Wednesday, September 26, 2012

My Brain Hurts

I finished school almost three decades ago, so the idea of sitting down to work on math and social studies and reading for any length of time on any given day offends me. Add to that the complexity of the work our children bring home, the amount of work our children bring home, and the general lack of understanding My Lovely Wife and I are able to offer our children once they get home, and the entire situation becomes unbearable.

And I'm not talking about college-level or even high school-level work, either. I'm talking about elementary school math. Just a quick glance at our sons' math homework is enough to convince me of one of two possibilities: (1) math has changed a whole lot in thirty years, or (2) I have the equivalent innate mathematical abilities as a domesticated turkey.
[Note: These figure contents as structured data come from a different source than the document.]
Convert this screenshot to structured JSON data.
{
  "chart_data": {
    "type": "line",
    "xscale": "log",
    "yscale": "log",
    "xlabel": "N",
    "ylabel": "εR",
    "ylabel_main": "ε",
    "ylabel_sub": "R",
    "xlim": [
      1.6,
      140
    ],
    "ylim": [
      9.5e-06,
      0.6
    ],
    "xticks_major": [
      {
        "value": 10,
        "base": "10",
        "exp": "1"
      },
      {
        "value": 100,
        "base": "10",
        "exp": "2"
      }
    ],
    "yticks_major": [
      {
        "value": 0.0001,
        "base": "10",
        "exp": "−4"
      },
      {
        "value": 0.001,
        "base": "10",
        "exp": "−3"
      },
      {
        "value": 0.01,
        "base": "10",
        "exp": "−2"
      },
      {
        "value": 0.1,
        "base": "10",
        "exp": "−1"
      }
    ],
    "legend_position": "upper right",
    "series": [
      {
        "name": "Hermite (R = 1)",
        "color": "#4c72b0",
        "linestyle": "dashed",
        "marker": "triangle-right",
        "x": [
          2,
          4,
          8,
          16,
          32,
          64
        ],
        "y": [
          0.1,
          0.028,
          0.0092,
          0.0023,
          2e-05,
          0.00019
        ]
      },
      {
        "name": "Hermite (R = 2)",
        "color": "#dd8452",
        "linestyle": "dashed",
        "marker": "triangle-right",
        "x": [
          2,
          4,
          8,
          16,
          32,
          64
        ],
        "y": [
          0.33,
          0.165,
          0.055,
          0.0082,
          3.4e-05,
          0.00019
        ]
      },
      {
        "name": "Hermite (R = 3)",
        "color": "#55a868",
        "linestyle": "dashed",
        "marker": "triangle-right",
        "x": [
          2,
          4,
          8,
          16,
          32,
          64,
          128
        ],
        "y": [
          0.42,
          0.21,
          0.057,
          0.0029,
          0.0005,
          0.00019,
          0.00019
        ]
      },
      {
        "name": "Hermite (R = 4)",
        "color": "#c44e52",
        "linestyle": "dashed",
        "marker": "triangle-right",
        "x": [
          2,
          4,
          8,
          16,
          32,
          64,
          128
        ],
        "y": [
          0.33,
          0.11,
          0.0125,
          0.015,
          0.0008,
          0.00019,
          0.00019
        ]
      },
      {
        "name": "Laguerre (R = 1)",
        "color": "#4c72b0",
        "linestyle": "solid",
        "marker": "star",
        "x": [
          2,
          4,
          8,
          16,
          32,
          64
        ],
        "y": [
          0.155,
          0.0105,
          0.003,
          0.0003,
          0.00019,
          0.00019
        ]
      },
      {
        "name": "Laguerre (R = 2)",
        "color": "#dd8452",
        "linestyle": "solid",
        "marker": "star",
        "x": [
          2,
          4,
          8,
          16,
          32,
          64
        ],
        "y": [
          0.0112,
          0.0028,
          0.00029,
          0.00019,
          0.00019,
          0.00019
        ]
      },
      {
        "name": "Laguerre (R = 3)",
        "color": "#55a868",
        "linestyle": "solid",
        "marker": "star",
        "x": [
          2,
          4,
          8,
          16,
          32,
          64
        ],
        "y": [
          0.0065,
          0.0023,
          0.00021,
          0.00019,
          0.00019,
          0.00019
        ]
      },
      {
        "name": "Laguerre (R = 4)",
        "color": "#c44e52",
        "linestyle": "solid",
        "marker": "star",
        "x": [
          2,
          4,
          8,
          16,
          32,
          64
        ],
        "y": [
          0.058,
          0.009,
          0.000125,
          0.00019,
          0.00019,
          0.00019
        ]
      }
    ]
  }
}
Neither option is good.

When I was in elementary school, we worked on four basic mathematical concepts. They were addition, subtraction, multiplication, and division. We learned to memorize the multiplication tables. We learned long division. We learned the basics and, if we paid attention, we learned them well.

These days, it isn't enough for kids to know 7 times 7 equals 49. They have to be able to prove it using any of seventeen different methods. Instead of being tested on whether they can achieve the end result, they're being tested on the different processes available to achieve the result. But it seems to me like the basic methods are being shoved aside.
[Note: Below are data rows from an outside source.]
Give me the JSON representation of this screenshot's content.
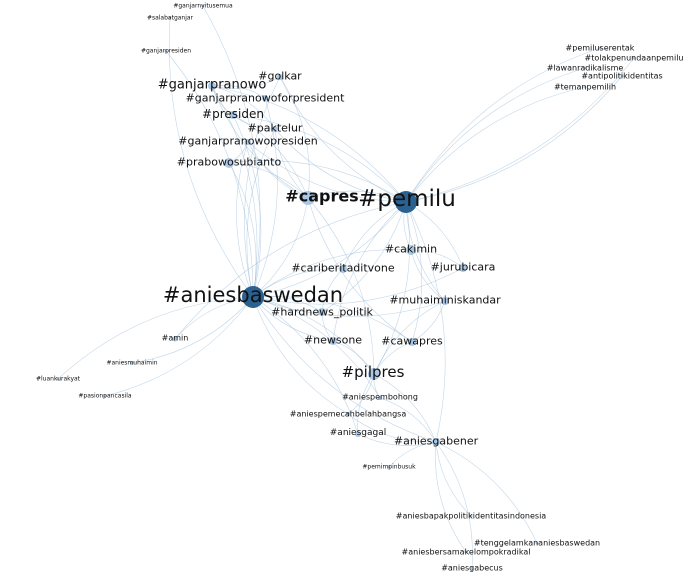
{
  "colors": {
    "hub": "#2a6190",
    "node": "#aac8e6",
    "edge": "#8fb4d6",
    "label": "#111111",
    "background": "#ffffff"
  },
  "nodes": [
    {
      "id": "pemilu",
      "label": "#pemilu"
    },
    {
      "id": "aniesbaswedan",
      "label": "#aniesbaswedan"
    },
    {
      "id": "capres",
      "label": "#capres"
    },
    {
      "id": "pilpres",
      "label": "#pilpres"
    },
    {
      "id": "ganjarpranowo",
      "label": "#ganjarpranowo"
    },
    {
      "id": "golkar",
      "label": "#golkar"
    },
    {
      "id": "ganjarpranowoforpresident",
      "label": "#ganjarpranowoforpresident"
    },
    {
      "id": "presiden",
      "label": "#presiden"
    },
    {
      "id": "paktelur",
      "label": "#paktelur"
    },
    {
      "id": "ganjarpranowopresiden",
      "label": "#ganjarpranowopresiden"
    },
    {
      "id": "prabowosubianto",
      "label": "#prabowosubianto"
    },
    {
      "id": "cakimin",
      "label": "#cakimin"
    },
    {
      "id": "jurubicara",
      "label": "#jurubicara"
    },
    {
      "id": "cariberitaditvone",
      "label": "#cariberitaditvone"
    },
    {
      "id": "muhaiminiskandar",
      "label": "#muhaiminiskandar"
    },
    {
      "id": "hardnews_politik",
      "label": "#hardnews_politik"
    },
    {
      "id": "newsone",
      "label": "#newsone"
    },
    {
      "id": "cawapres",
      "label": "#cawapres"
    },
    {
      "id": "aniesgabener",
      "label": "#aniesgabener"
    },
    {
      "id": "aniesgagal",
      "label": "#aniesgagal"
    },
    {
      "id": "aniespembohong",
      "label": "#aniespembohong"
    },
    {
      "id": "aniespemecahbelahbangsa",
      "label": "#aniespemecahbelahbangsa"
    },
    {
      "id": "amin",
      "label": "#amin"
    },
    {
      "id": "aniesmuhaimin",
      "label": "#aniesmuhaimin"
    },
    {
      "id": "luankurakyat",
      "label": "#luankurakyat"
    },
    {
      "id": "pasionpancasila",
      "label": "#pasionpancasila"
    },
    {
      "id": "ganjarnyitusemua",
      "label": "#ganjarnyitusemua"
    },
    {
      "id": "salabatganjar",
      "label": "#salabatganjar"
    },
    {
      "id": "ganjarpresiden",
      "label": "#ganjarpresiden"
    },
    {
      "id": "pemiluserentak",
      "label": "#pemiluserentak"
    },
    {
      "id": "tolakpenundaanpemilu",
      "label": "#tolakpenundaanpemilu"
    },
    {
      "id": "lawanradikalisme",
      "label": "#lawanradikalisme"
    },
    {
      "id": "antipolitikidentitas",
      "label": "#antipolitikidentitas"
    },
    {
      "id": "temanpemilih",
      "label": "#temanpemilih"
    },
    {
      "id": "pemimpinbusuk",
      "label": "#pemimpinbusuk"
    },
    {
      "id": "aniesbapakpolitikidentitasindonesia",
      "label": "#aniesbapakpolitikidentitasindonesia"
    },
    {
      "id": "tenggelamkananiesbaswedan",
      "label": "#tenggelamkananiesbaswedan"
    },
    {
      "id": "aniesbersamakelompokradikal",
      "label": "#aniesbersamakelompokradikal"
    },
    {
      "id": "aniesgabecus",
      "label": "#aniesgabecus"
    }
  ],
  "edges": [
    [
      "pemilu",
      "aniesbaswedan"
    ],
    [
      "pemilu",
      "capres"
    ],
    [
      "pemilu",
      "pilpres"
    ],
    [
      "pemilu",
      "cakimin"
    ],
    [
      "pemilu",
      "jurubicara"
    ],
    [
      "pemilu",
      "muhaiminiskandar"
    ],
    [
      "pemilu",
      "cawapres"
    ],
    [
      "pemilu",
      "newsone"
    ],
    [
      "pemilu",
      "hardnews_politik"
    ],
    [
      "pemilu",
      "cariberitaditvone"
    ],
    [
      "pemilu",
      "aniesgabener"
    ],
    [
      "pemilu",
      "presiden"
    ],
    [
      "pemilu",
      "golkar"
    ],
    [
      "pemilu",
      "ganjarpranowo"
    ],
    [
      "pemilu",
      "paktelur"
    ],
    [
      "pemilu",
      "prabowosubianto"
    ],
    [
      "pemilu",
      "pemiluserentak"
    ],
    [
      "pemilu",
      "tolakpenundaanpemilu"
    ],
    [
      "pemilu",
      "lawanradikalisme"
    ],
    [
      "pemilu",
      "antipolitikidentitas"
    ],
    [
      "pemilu",
      "temanpemilih"
    ],
    [
      "pemilu",
      "amin"
    ],
    [
      "pemilu",
      "ganjarpranowopresiden"
    ],
    [
      "aniesbaswedan",
      "capres"
    ],
    [
      "aniesbaswedan",
      "pilpres"
    ],
    [
      "aniesbaswedan",
      "ganjarpranowo"
    ],
    [
      "aniesbaswedan",
      "golkar"
    ],
    [
      "aniesbaswedan",
      "presiden"
    ],
    [
      "aniesbaswedan",
      "paktelur"
    ],
    [
      "aniesbaswedan",
      "ganjarpranowoforpresident"
    ],
    [
      "aniesbaswedan",
      "ganjarpranowopresiden"
    ],
    [
      "aniesbaswedan",
      "prabowosubianto"
    ],
    [
      "aniesbaswedan",
      "cakimin"
    ],
    [
      "aniesbaswedan",
      "jurubicara"
    ],
    [
      "aniesbaswedan",
      "cariberitaditvone"
    ],
    [
      "aniesbaswedan",
      "muhaiminiskandar"
    ],
    [
      "aniesbaswedan",
      "hardnews_politik"
    ],
    [
      "aniesbaswedan",
      "newsone"
    ],
    [
      "aniesbaswedan",
      "cawapres"
    ],
    [
      "aniesbaswedan",
      "aniesgabener"
    ],
    [
      "aniesbaswedan",
      "aniesgagal"
    ],
    [
      "aniesbaswedan",
      "amin"
    ],
    [
      "aniesbaswedan",
      "aniesmuhaimin"
    ],
    [
      "aniesbaswedan",
      "luankurakyat"
    ],
    [
      "aniesbaswedan",
      "pasionpancasila"
    ],
    [
      "aniesbaswedan",
      "ganjarnyitusemua"
    ],
    [
      "aniesbaswedan",
      "salabatganjar"
    ],
    [
      "aniesbaswedan",
      "ganjarpresiden"
    ],
    [
      "aniesbaswedan",
      "aniespembohong"
    ],
    [
      "aniesbaswedan",
      "aniespemecahbelahbangsa"
    ],
    [
      "capres",
      "ganjarpranowo"
    ],
    [
      "capres",
      "presiden"
    ],
    [
      "capres",
      "ganjarpranowopresiden"
    ],
    [
      "capres",
      "prabowosubianto"
    ],
    [
      "capres",
      "pilpres"
    ],
    [
      "capres",
      "cawapres"
    ],
    [
      "capres",
      "paktelur"
    ],
    [
      "capres",
      "golkar"
    ],
    [
      "pilpres",
      "cawapres"
    ],
    [
      "pilpres",
      "newsone"
    ],
    [
      "pilpres",
      "aniesgabener"
    ],
    [
      "pilpres",
      "aniespembohong"
    ],
    [
      "pilpres",
      "aniespemecahbelahbangsa"
    ],
    [
      "pilpres",
      "aniesgagal"
    ],
    [
      "pilpres",
      "muhaiminiskandar"
    ],
    [
      "aniesgabener",
      "aniesbapakpolitikidentitasindonesia"
    ],
    [
      "aniesgabener",
      "tenggelamkananiesbaswedan"
    ],
    [
      "aniesgabener",
      "aniesbersamakelompokradikal"
    ],
    [
      "aniesgabener",
      "aniesgabecus"
    ],
    [
      "aniesgabener",
      "pemimpinbusuk"
    ],
    [
      "aniesgabener",
      "aniesgagal"
    ],
    [
      "aniesgabener",
      "aniespembohong"
    ],
    [
      "aniesgabener",
      "aniespemecahbelahbangsa"
    ],
    [
      "ganjarpranowo",
      "golkar"
    ],
    [
      "ganjarpranowo",
      "ganjarpranowoforpresident"
    ],
    [
      "ganjarpranowo",
      "presiden"
    ],
    [
      "ganjarpranowo",
      "paktelur"
    ],
    [
      "presiden",
      "paktelur"
    ],
    [
      "ganjarpranowopresiden",
      "prabowosubianto"
    ],
    [
      "cakimin",
      "muhaiminiskandar"
    ],
    [
      "cakimin",
      "jurubicara"
    ],
    [
      "cariberitaditvone",
      "hardnews_politik"
    ],
    [
      "newsone",
      "hardnews_politik"
    ],
    [
      "cawapres",
      "muhaiminiskandar"
    ]
  ]
}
I recall one night when Our Daughter was little and the teacher assigned division problems for homework but had not yet explained how division works. Our Daughter had been told if the problem asked "what is 8 divided by 2," then she should work the problem the other way around to figure out what number times 2 equals 8. This sounds easy enough, but what happens the moment you start working with two-digit and three-digit numbers? What kid would be able to figure out 3,111 divided by 183 equals 17 by trying to guess what number times 17 equals 3,111?

My favorite of the new methods for learning multiplication is the latticework process. Put simply, lattice multiplication takes simple equations and turns them into undecipherable hieroglyphics even Pythagoras and Archimedes would have trouble comprehending. Lattice multiplication stretches an equation that should take up one square inch of a piece of paper into a complex diagram that fills the entire page and consumes the lead of two pencils in the process. And, if the end result isn't correct, good luck figuring out exactly where the problem went wrong. When the teacher sends home the weekly e-newsletter instructing parents to ensure the homework is done correctly, she might as well tell us to make sure our kids understand the theory of Quantum Entanglement while we're at it.

My plea to educators around the world, if I may be so bold as to submit a plea, is to stop mucking about with the tried and true methods of teaching math. We don't need new approaches. We don't need seventeen different methods of figuring out 5 times 5 equals 25. Just teach the kids math. Sweet, simple, straightforward math that doesn't hurt my brain.

Maybe my expectations are low, but I'd be happy if the German stopped putting his shirt on backwards and the Italian stopped walking around the house tapping his athletic supporter like a percussion instrument. Complex mathematics can wait.